We consider the system Applicative_05__Ex6Folding.

  Alphabet:

    0 : [] --> c 
    1 : [] --> c 
    add : [] --> c -> a -> c 
    cons : [a * b] --> b 
    fold : [c -> a -> c * b * c] --> c 
    mul : [] --> c -> a -> c 
    nil : [] --> b 
    prod : [b] --> c 
    sum : [b] --> c 

  Rules:

    fold(f, nil, x) => x 
    fold(f, cons(x, y), z) => fold(f, y, f z x) 
    sum(x) => fold(add, x, 0) 
    fold(mul, x, 1) => prod(x) 

This AFS is converted to an AFSM simply by replacing all free variables by meta-variables (with arity 0).

We use the dependency pair framework as described in [Kop12, Ch. 6/7], with static dependency pairs (see [KusIsoSakBla09] and the adaptation for AFSMs and accessible arguments in [FuhKop19]).

In order to do so, we start by eta-expanding the system, which gives:

  fold(F, nil, X) => X 
  fold(F, cons(X, Y), Z) => fold(F, Y, F Z X) 
  sum(X) => fold(/\x./\y.add(x, y), X, 0) 
  fold(/\x./\y.mul(x, y), X, 1) => prod(X) 

We thus obtain the following dependency pair problem (P_0, R_0, computable, formative):

  Dependency Pairs P_0:

    0] fold#(F, cons(X, Y), Z) =#> fold#(F, Y, F Z X)   
    1] sum#(X) =#> fold#(/\x./\y.add(x, y), X, 0)   

  Rules R_0:

    fold(F, nil, X) => X 
    fold(F, cons(X, Y), Z) => fold(F, Y, F Z X) 
    sum(X) => fold(/\x./\y.add(x, y), X, 0) 
    fold(/\x./\y.mul(x, y), X, 1) => prod(X) 

Thus, the original system is terminating if (P_0, R_0, computable, formative) is finite.

We consider the dependency pair problem (P_0, R_0, computable, formative).

We place the elements of P in a dependency graph approximation G (see e.g. [Kop12, Thm. 7.27, 7.29], as follows:

    * 0 : 0 
    * 1 : 0 

This graph has the following strongly connected components:

  P_1:

    fold#(F, cons(X, Y), Z) =#> fold#(F, Y, F Z X)   

By [Kop12, Thm. 7.31], we may replace any dependency pair problem (P_0, R_0, m, f) by (P_1, R_0, m, f).

Thus, the original system is terminating if (P_1, R_0, computable, formative) is finite.

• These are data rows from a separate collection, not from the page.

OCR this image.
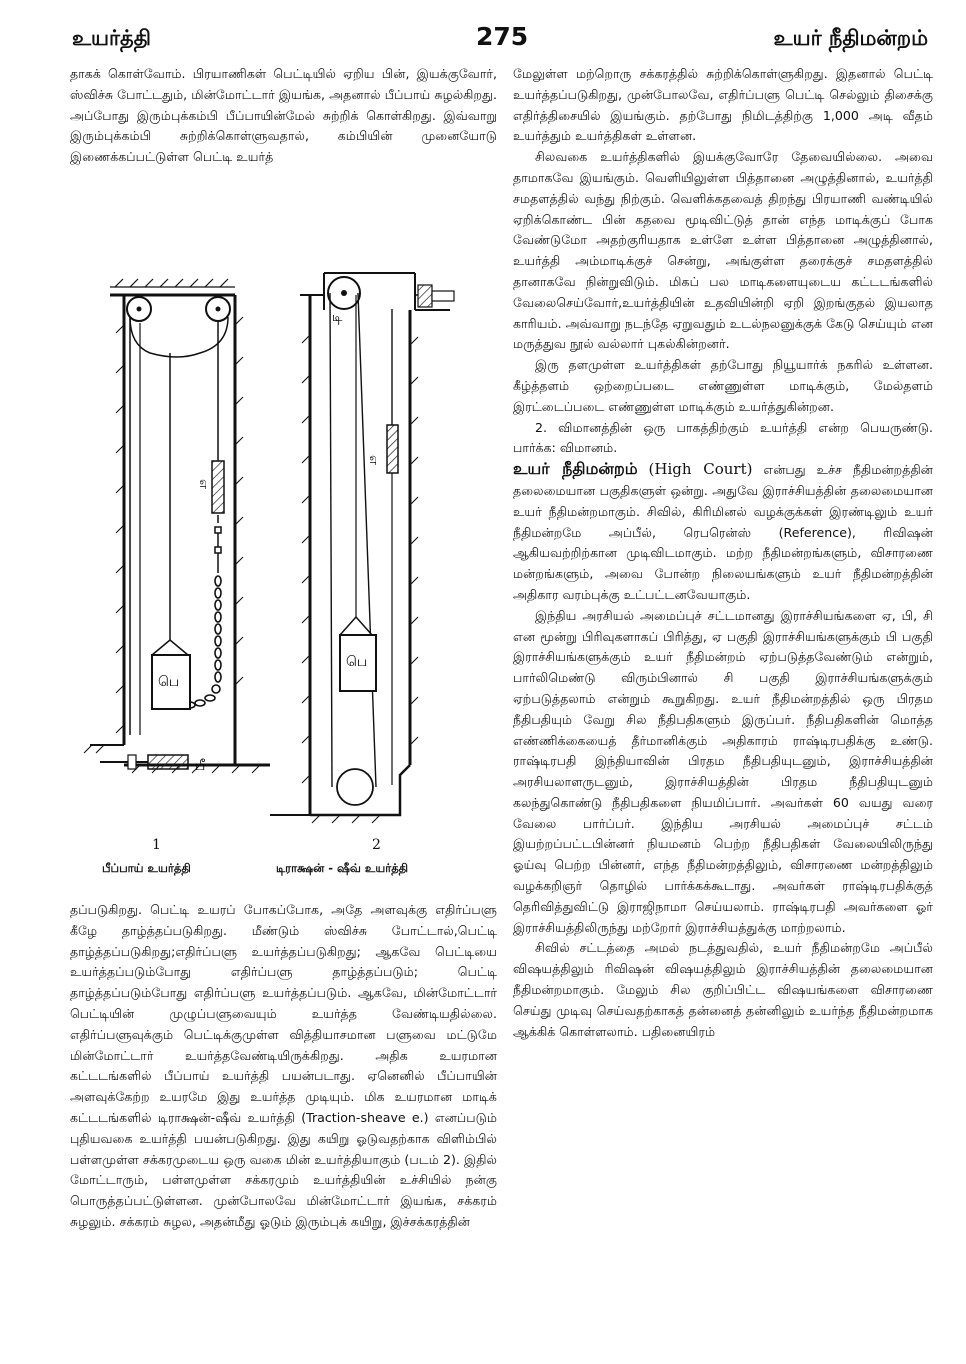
உயர்த்தி	275	உயர் நீதிமன்றம்

தாகக் கொள்வோம். பிரயாணிகள் பெட்டியில் ஏறிய பின், இயக்குவோர், ஸ்விச்சு போட்டதும், மின்மோட்டார் இயங்க, அதனால் பீப்பாய் சுழல்கிறது. அப்போது இரும்புக்கம்பி பீப்பாயின்மேல் சுற்றிக் கொள்கிறது. இவ்வாறு இரும்புக்கம்பி சுற்றிக்கொள்ளுவதால், கம்பியின் முனையோடு இணைக்கப்பட்டுள்ள பெட்டி உயர்த்

எ
பெ
பீ
டி
எ
பெ
1	2
பீப்பாய் உயர்த்தி	டிராக்ஷன் - ஷீவ் உயர்த்தி

தப்படுகிறது. பெட்டி உயரப் போகப்போக, அதே அளவுக்கு எதிர்ப்பளு கீழே தாழ்த்தப்படுகிறது. மீண்டும் ஸ்விச்சு போட்டால்,பெட்டி தாழ்த்தப்படுகிறது;எதிர்ப்பளு உயர்த்தப்படுகிறது; ஆகவே பெட்டியை உயர்த்தப்படும்போது எதிர்ப்பளு தாழ்த்தப்படும்; பெட்டி தாழ்த்தப்படும்போது எதிர்ப்பளு உயர்த்தப்படும். ஆகவே, மின்மோட்டார் பெட்டியின் முழுப்பளுவையும் உயர்த்த வேண்டியதில்லை. எதிர்ப்பளுவுக்கும் பெட்டிக்குமுள்ள வித்தியாசமான பளுவை மட்டுமே மின்மோட்டார் உயர்த்தவேண்டியிருக்கிறது. அதிக உயரமான கட்டடங்களில் பீப்பாய் உயர்த்தி பயன்படாது. ஏனெனில் பீப்பாயின் அளவுக்கேற்ற உயரமே இது உயர்த்த முடியும். மிக உயரமான மாடிக் கட்டடங்களில் டிராக்ஷன்-ஷீவ் உயர்த்தி (Traction-sheave e.) எனப்படும் புதியவகை உயர்த்தி பயன்படுகிறது. இது கயிறு ஓடுவதற்காக விளிம்பில் பள்ளமுள்ள சக்கரமுடைய ஒரு வகை மின் உயர்த்தியாகும் (படம் 2). இதில் மோட்டாரும், பள்ளமுள்ள சக்கரமும் உயர்த்தியின் உச்சியில் நன்கு பொருத்தப்பட்டுள்ளன. முன்போலவே மின்மோட்டார் இயங்க, சக்கரம் சுழலும். சக்கரம் சுழல, அதன்மீது ஓடும் இரும்புக் கயிறு, இச்சக்கரத்தின்

மேலுள்ள மற்றொரு சக்கரத்தில் சுற்றிக்கொள்ளுகிறது. இதனால் பெட்டி உயர்த்தப்படுகிறது, முன்போலவே, எதிர்ப்பளு பெட்டி செல்லும் திசைக்கு எதிர்த்திசையில் இயங்கும். தற்போது நிமிடத்திற்கு 1,000 அடி வீதம் உயர்த்தும் உயர்த்திகள் உள்ளன.

சிலவகை உயர்த்திகளில் இயக்குவோரே தேவையில்லை. அவை தாமாகவே இயங்கும். வெளியிலுள்ள பித்தானை அழுத்தினால், உயர்த்தி சமதளத்தில் வந்து நிற்கும். வெளிக்கதவைத் திறந்து பிரயாணி வண்டியில் ஏறிக்கொண்ட பின் கதவை மூடிவிட்டுத் தான் எந்த மாடிக்குப் போக வேண்டுமோ அதற்குரியதாக உள்ளே உள்ள பித்தானை அழுத்தினால், உயர்த்தி அம்மாடிக்குச் சென்று, அங்குள்ள தரைக்குச் சமதளத்தில் தானாகவே நின்றுவிடும். மிகப் பல மாடிகளையுடைய கட்டடங்களில் வேலைசெய்வோர்,உயர்த்தியின் உதவியின்றி ஏறி இறங்குதல் இயலாத காரியம். அவ்வாறு நடந்தே ஏறுவதும் உடல்நலனுக்குக் கேடு செய்யும் என மருத்துவ நூல் வல்லார் புகல்கின்றனர்.

இரு தளமுள்ள உயர்த்திகள் தற்போது நியூயார்க் நகரில் உள்ளன. கீழ்த்தளம் ஒற்றைப்படை எண்ணுள்ள மாடிக்கும், மேல்தளம் இரட்டைப்படை எண்ணுள்ள மாடிக்கும் உயர்த்துகின்றன.

2. விமானத்தின் ஒரு பாகத்திற்கும் உயர்த்தி என்ற பெயருண்டு. பார்க்க: விமானம்.

உயர் நீதிமன்றம் (High Court) என்பது உச்ச நீதிமன்றத்தின் தலைமையான பகுதிகளுள் ஒன்று. அதுவே இராச்சியத்தின் தலைமையான உயர் நீதிமன்றமாகும். சிவில், கிரிமினல் வழக்குக்கள் இரண்டிலும் உயர் நீதிமன்றமே அப்பீல், ரெபரென்ஸ் (Reference), ரிவிஷன் ஆகியவற்றிற்கான முடிவிடமாகும். மற்ற நீதிமன்றங்களும், விசாரணை மன்றங்களும், அவை போன்ற நிலையங்களும் உயர் நீதிமன்றத்தின் அதிகார வரம்புக்கு உட்பட்டனவேயாகும்.

இந்திய அரசியல் அமைப்புச் சட்டமானது இராச்சியங்களை ஏ, பி, சி என மூன்று பிரிவுகளாகப் பிரித்து, ஏ பகுதி இராச்சியங்களுக்கும் பி பகுதி இராச்சியங்களுக்கும் உயர் நீதிமன்றம் ஏற்படுத்தவேண்டும் என்றும், பார்லிமெண்டு விரும்பினால் சி பகுதி இராச்சியங்களுக்கும் ஏற்படுத்தலாம் என்றும் கூறுகிறது. உயர் நீதிமன்றத்தில் ஒரு பிரதம நீதிபதியும் வேறு சில நீதிபதிகளும் இருப்பர். நீதிபதிகளின் மொத்த எண்ணிக்கையைத் தீர்மானிக்கும் அதிகாரம் ராஷ்டிரபதிக்கு உண்டு. ராஷ்டிரபதி இந்தியாவின் பிரதம நீதிபதியுடனும், இராச்சியத்தின் அரசியலாளருடனும், இராச்சியத்தின் பிரதம நீதிபதியுடனும் கலந்துகொண்டு நீதிபதிகளை நியமிப்பார். அவர்கள் 60 வயது வரை வேலை பார்ப்பர். இந்திய அரசியல் அமைப்புச் சட்டம் இயற்றப்பட்டபின்னர் நியமனம் பெற்ற நீதிபதிகள் வேலையிலிருந்து ஓய்வு பெற்ற பின்னர், எந்த நீதிமன்றத்திலும், விசாரணை மன்றத்திலும் வழக்கறிஞர் தொழில் பார்க்கக்கூடாது. அவர்கள் ராஷ்டிரபதிக்குத் தெரிவித்துவிட்டு இராஜிநாமா செய்யலாம். ராஷ்டிரபதி அவர்களை ஓர் இராச்சியத்திலிருந்து மற்றோர் இராச்சியத்துக்கு மாற்றலாம்.

சிவில் சட்டத்தை அமல் நடத்துவதில், உயர் நீதிமன்றமே அப்பீல் விஷயத்திலும் ரிவிஷன் விஷயத்திலும் இராச்சியத்தின் தலைமையான நீதிமன்றமாகும். மேலும் சில குறிப்பிட்ட விஷயங்களை விசாரணை செய்து முடிவு செய்வதற்காகத் தன்னைத் தன்னிலும் உயர்ந்த நீதிமன்றமாக ஆக்கிக் கொள்ளலாம். பதினையிரம்
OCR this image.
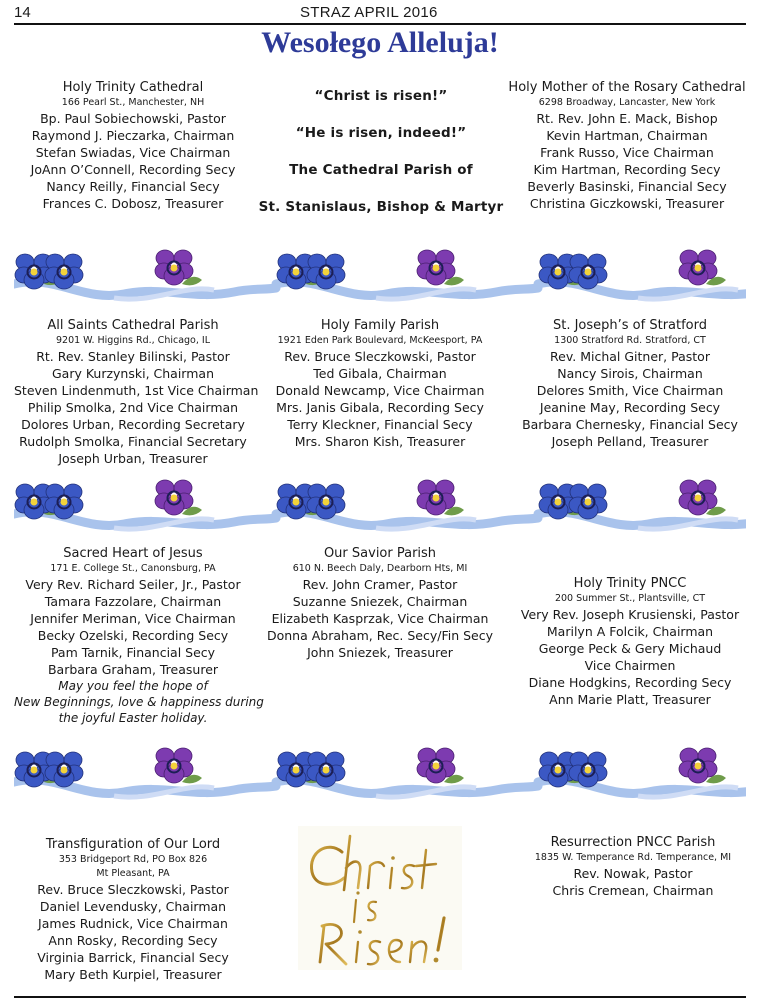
14	STRAZ APRIL 2016
Wesołego Alleluja!
Holy Trinity Cathedral
166 Pearl St., Manchester, NH
Bp. Paul Sobiechowski, Pastor
Raymond J. Pieczarka, Chairman
Stefan Swiadas, Vice Chairman
JoAnn O’Connell, Recording Secy
Nancy Reilly, Financial Secy
Frances C. Dobosz, Treasurer
“Christ is risen!”
“He is risen, indeed!”
The Cathedral Parish of
St. Stanislaus, Bishop & Martyr
Holy Mother of the Rosary Cathedral
6298 Broadway, Lancaster, New York
Rt. Rev. John E. Mack, Bishop
Kevin Hartman, Chairman
Frank Russo, Vice Chairman
Kim Hartman, Recording Secy
Beverly Basinski, Financial Secy
Christina Giczkowski, Treasurer
All Saints Cathedral Parish
9201 W. Higgins Rd., Chicago, IL
Rt. Rev. Stanley Bilinski, Pastor
Gary Kurzynski, Chairman
Steven Lindenmuth, 1st Vice Chairman
Philip Smolka, 2nd Vice Chairman
Dolores Urban, Recording Secretary
Rudolph Smolka, Financial Secretary
Joseph Urban, Treasurer
Holy Family Parish
1921 Eden Park Boulevard, McKeesport, PA
Rev. Bruce Sleczkowski, Pastor
Ted Gibala, Chairman
Donald Newcamp, Vice Chairman
Mrs. Janis Gibala, Recording Secy
Terry Kleckner, Financial Secy
Mrs. Sharon Kish, Treasurer
St. Joseph’s of Stratford
1300 Stratford Rd. Stratford, CT
Rev. Michal Gitner, Pastor
Nancy Sirois, Chairman
Delores Smith, Vice Chairman
Jeanine May, Recording Secy
Barbara Chernesky, Financial Secy
Joseph Pelland, Treasurer
Sacred Heart of Jesus
171 E. College St., Canonsburg, PA
Very Rev. Richard Seiler, Jr., Pastor
Tamara Fazzolare, Chairman
Jennifer Meriman, Vice Chairman
Becky Ozelski, Recording Secy
Pam Tarnik, Financial Secy
Barbara Graham, Treasurer
May you feel the hope of
New Beginnings, love & happiness during
the joyful Easter holiday.
Our Savior Parish
610 N. Beech Daly, Dearborn Hts, MI
Rev. John Cramer, Pastor
Suzanne Sniezek, Chairman
Elizabeth Kasprzak, Vice Chairman
Donna Abraham, Rec. Secy/Fin Secy
John Sniezek, Treasurer
Holy Trinity PNCC
200 Summer St., Plantsville, CT
Very Rev. Joseph Krusienski, Pastor
Marilyn A Folcik, Chairman
George Peck & Gery Michaud
Vice Chairmen
Diane Hodgkins, Recording Secy
Ann Marie Platt, Treasurer
Transfiguration of Our Lord
353 Bridgeport Rd, PO Box 826
Mt Pleasant, PA
Rev. Bruce Sleczkowski, Pastor
Daniel Levendusky, Chairman
James Rudnick, Vice Chairman
Ann Rosky, Recording Secy
Virginia Barrick, Financial Secy
Mary Beth Kurpiel, Treasurer
Resurrection PNCC Parish
1835 W. Temperance Rd. Temperance, MI
Rev. Nowak, Pastor
Chris Cremean, Chairman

We consider the dependency pair problem (P_1, R_0, computable, formative).

We apply the subterm criterion with the following projection function:

  nu(fold#) = 2 

Thus, we can orient the dependency pairs as follows:

  nu(fold#(F, cons(X, Y), Z)) = cons(X, Y) |> Y = nu(fold#(F, Y, F Z X)) 

By [FuhKop19, Thm. 61], we may replace a dependency pair problem (P_1, R_0, computable, f) by ({}, R_0, computable, f).  By the empty set processor [Kop12, Thm. 7.15] this problem may be immediately removed.

As all dependency pair problems were succesfully simplified with sound (and complete) processors until nothing remained, we conclude termination.


+++ Citations +++

[FuhKop19]  C. Fuhs, and C. Kop.  A static higher-order dependency pair framework.  In Proceedings of ESOP 2019, 2019.
[Kop12]  C. Kop.  Higher Order Termination.  PhD Thesis, 2012.
[KusIsoSakBla09]  K. Kusakari, Y. Isogai, M. Sakai, and F. Blanqui.  Static Dependency Pair Method Based On Strong Computability for Higher-Order Rewrite Systems.  In volume 92(10) of IEICE Transactions on Information and Systems.  2007--2015, 2009.